I was sitting in a three-tiered darkened control room inside the sixteen-wheel TV truck. The main title of
V-TV
had just unfurled on a center monitor marked: PREVIEW ONLINE.
Drew Burke, the director, was thin, cranial, and kinetic, just like his skinny red-haired wife. They obviously ingested way too much coffee and not enough food. I was alone in the top-tier row of the truck. About ten other people were in the darkened control room below me, all of them busily adjusting video and volume pots or running huge consoles. A bank of smaller monitors faced the director and showed what each of the five cameras was shooting. The temperature inside the truck was held at a chilly sixty-five degrees to keep the equipment cool.
Nix Nash was standing in the center of the
V-TV
main set, which resembled a glitzy cobalt blue newsroom with scrolling tickers. About ten background actors in shirtsleeves were seated at metal desks, busy miming work in front of computer monitors. Nix had chosen the blue suit, which looked very good on his high-tech blue set. He was pumped up on adrenaline, his face round, his moustache full, bouncing happily in his hand-tooled boots as he leaned toward the camera and began to speak.
“A dangerous idea is not responsible for the people who choose to believe in it. And ordinary men become extraordinary performing remarkable feats under impossible circumstances.” Now Nix started to stroll his elaborate set. Camera One tracked him.
“Dangerous ideas can provide big opportunities, but they often get thrust on us when we can least afford it, so the call goes unanswered. We’ve got a whole generation now that was born in an age of extravagant semi-equality. They don’t know what it was like before, so they think, ‘This isn’t so bad. We have our video games, our flat-screen TVs, our SUVs.’ This dumbed-down generation sits lulled by excess completely unaware that all this luxury they take for granted is on the verge of being snatched away by corrupt government officials.”
Drew instructed Camera One to tighten into a close-up.

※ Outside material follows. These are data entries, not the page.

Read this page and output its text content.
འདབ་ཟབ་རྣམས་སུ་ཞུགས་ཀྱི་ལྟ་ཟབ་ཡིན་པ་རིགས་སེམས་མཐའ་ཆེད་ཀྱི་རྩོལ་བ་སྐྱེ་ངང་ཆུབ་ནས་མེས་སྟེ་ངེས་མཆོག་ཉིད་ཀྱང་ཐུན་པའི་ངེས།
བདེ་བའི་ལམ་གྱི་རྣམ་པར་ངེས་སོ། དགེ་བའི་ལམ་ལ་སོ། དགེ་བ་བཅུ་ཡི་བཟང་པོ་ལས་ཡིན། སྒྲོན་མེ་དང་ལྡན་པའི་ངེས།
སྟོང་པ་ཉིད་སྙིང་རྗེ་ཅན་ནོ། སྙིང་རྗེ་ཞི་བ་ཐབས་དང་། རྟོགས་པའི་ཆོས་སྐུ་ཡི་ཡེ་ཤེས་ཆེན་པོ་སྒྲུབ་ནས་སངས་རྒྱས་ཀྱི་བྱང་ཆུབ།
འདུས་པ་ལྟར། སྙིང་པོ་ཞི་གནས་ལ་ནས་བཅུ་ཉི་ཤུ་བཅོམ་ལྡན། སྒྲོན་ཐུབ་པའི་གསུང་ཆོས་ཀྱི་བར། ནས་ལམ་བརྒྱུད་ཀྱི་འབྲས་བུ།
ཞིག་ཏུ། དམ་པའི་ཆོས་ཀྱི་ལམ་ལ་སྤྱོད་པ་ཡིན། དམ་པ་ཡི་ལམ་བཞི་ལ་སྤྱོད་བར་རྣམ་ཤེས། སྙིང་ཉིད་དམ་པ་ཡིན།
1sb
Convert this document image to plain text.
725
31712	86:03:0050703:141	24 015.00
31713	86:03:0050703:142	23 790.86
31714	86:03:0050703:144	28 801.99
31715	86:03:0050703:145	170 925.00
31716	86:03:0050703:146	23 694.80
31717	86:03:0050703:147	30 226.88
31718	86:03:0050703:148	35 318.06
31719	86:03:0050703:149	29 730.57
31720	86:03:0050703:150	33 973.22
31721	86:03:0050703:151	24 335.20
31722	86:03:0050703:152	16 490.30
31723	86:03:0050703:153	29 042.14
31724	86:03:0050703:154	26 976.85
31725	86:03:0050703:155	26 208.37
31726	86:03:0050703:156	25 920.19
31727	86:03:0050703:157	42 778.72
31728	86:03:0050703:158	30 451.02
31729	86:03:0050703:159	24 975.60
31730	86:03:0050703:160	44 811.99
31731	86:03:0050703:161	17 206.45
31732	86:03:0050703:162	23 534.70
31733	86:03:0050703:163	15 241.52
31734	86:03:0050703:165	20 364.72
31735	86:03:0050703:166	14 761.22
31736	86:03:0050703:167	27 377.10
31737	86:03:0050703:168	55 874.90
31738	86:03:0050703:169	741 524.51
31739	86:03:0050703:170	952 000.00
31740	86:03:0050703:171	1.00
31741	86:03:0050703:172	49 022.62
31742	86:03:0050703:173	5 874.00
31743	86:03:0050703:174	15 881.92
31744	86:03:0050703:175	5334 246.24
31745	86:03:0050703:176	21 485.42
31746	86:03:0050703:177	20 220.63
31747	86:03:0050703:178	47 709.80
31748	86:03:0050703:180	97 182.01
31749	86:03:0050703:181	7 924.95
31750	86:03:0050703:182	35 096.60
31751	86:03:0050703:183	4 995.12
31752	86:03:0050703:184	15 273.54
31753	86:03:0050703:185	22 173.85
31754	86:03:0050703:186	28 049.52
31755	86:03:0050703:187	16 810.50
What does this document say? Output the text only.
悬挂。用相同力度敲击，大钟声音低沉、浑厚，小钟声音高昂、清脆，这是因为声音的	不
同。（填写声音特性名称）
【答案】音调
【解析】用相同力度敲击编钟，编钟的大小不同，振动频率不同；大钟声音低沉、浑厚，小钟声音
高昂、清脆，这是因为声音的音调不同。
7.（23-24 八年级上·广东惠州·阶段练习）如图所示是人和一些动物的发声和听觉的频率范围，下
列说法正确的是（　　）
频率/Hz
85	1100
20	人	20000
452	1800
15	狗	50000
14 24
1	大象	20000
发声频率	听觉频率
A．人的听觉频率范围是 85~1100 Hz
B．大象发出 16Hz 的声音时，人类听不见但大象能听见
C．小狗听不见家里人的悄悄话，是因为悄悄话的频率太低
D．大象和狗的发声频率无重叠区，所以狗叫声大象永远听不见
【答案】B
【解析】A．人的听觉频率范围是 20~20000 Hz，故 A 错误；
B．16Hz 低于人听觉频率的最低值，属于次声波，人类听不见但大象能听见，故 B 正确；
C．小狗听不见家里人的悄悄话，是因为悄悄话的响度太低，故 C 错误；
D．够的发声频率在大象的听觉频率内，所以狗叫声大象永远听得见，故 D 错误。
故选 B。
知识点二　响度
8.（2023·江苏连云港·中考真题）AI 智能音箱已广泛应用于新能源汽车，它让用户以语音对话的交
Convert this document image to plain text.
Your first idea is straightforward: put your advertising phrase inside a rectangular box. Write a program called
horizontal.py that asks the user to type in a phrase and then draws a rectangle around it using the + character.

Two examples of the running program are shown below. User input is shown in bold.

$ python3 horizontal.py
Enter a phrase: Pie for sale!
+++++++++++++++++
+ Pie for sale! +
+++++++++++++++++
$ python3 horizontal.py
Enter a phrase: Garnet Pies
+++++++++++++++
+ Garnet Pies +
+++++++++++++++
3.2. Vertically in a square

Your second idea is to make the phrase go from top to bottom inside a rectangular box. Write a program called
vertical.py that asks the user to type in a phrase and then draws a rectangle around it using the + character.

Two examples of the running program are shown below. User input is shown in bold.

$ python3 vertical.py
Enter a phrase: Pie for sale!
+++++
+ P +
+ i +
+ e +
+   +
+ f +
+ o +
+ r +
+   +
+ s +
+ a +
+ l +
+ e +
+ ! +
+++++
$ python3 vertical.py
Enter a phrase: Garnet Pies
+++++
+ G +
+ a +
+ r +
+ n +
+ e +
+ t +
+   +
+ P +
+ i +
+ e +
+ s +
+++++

“You probably think, ‘Come on, Nix. Not in America.’” He stood there, his face lightly flushed, burning with this terrible concern. “Have you guys heard about this thing called the goal gradient phenomenon?” He paused and let that mouthful sink in. “It states that the farther we get away from our goals in life, the less interested we become in attaining them. When you put this in a political or a law enforcement context, the goal gradient phenomenon can become really dangerous, because it suggests that at the midpoint in a politician’s or a police officer’s career, when he or she is stuck in middle management, inevitably they begin to experience boredom, malaise, and yes, even cynicism. These three emotions just happen to be the major precursors to corruption.”
“Camera Two, when Nix moves go with him,” Drew instructed the crew through his headset.
Nix started strolling his set again, with Camera Two tracking. They passed half a dozen extras working on computers.
“I love the concept of freedom, truth, and justice. Who doesn’t?” Nix enthused. “But there’s a catch. You see, in order to have a safe, free, and just society we have to first engage in a huge act of trust. We have to give some of our sacred, constitutionally guaranteed rights over to the people we have chosen to protect us.”
He now stopped next to a large whiteboard, still looking directly into Camera Two.